As used in this Appendix D, the following words and phrases shall have the meaning set forth below:
 
(a)     Designated Beneficiary. The individual who is designated as the Beneficiary under Section 1.9 of the Plan and is the Designated Beneficiary under Code Section 40l(a)(9) and Treasury Regulation Section 1.401(a)(9)-4, Q&A-1.
 
(b)     Distribution Calendar Year. A calendar year for which a minimum distribution is required.  For distributions beginning before the Participant’s death, the first Distribution Calendar Year is the calendar year immediately preceding the calendar year which contains the Participant’s Required Beginning Date.  For distributions beginning after the Participant’s death, the first Distribution Calendar Year is the calendar year in which distributions are required to begin pursuant to Section 2(b) of this Appendix D.
 
(c)      Life Expectancy. Life Expectancy as computed by use of the Single Life Table in Treasury Regulations Section 1.401(a)(9)-9.
 
(d)     Required Beginning Date.

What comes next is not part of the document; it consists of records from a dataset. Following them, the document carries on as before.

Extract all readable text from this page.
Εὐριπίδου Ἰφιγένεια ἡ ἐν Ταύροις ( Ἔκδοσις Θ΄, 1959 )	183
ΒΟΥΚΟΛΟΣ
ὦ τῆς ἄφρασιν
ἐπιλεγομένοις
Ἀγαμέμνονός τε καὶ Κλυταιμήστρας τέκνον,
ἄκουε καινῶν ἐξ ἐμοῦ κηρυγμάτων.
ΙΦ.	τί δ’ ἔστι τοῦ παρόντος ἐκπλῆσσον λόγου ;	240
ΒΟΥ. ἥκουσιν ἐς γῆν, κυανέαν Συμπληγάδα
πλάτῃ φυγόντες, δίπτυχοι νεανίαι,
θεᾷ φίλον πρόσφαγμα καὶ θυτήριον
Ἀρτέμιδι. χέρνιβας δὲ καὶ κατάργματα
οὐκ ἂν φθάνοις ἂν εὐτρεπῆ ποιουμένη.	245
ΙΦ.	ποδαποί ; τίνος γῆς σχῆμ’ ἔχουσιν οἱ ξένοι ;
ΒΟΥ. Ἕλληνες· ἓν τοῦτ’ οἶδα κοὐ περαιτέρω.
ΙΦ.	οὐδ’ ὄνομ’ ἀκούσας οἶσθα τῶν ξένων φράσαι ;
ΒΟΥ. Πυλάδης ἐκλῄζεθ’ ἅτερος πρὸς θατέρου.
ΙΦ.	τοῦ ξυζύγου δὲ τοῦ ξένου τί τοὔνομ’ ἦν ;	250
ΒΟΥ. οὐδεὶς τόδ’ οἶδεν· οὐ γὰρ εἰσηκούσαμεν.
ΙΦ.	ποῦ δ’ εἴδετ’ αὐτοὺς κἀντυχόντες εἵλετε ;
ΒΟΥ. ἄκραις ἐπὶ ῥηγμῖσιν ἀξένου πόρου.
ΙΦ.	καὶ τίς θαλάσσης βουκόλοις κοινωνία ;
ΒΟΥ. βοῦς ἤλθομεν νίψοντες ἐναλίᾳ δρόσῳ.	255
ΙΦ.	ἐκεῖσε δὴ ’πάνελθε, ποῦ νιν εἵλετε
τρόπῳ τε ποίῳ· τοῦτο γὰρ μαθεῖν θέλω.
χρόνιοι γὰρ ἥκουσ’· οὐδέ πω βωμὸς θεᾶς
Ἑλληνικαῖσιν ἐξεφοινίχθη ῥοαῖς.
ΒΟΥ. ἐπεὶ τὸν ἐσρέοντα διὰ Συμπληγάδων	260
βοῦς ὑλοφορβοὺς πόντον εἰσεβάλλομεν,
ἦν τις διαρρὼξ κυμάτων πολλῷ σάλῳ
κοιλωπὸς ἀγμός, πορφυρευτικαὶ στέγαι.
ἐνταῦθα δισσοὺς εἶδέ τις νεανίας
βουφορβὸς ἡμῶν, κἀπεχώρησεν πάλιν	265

The term “Required Beginning Date” means April 1 of the calendar year following the later of (i) the calendar year in which the Participant attains age 70½, or (ii) the calendar year in which the Participant retires; except that in the case of a Participant described in Section 1(b)(2) of Appendix B, the term “Required Beginning Date” means April 1 of the calendar year following the calendar year in which the Participant attains age 70½.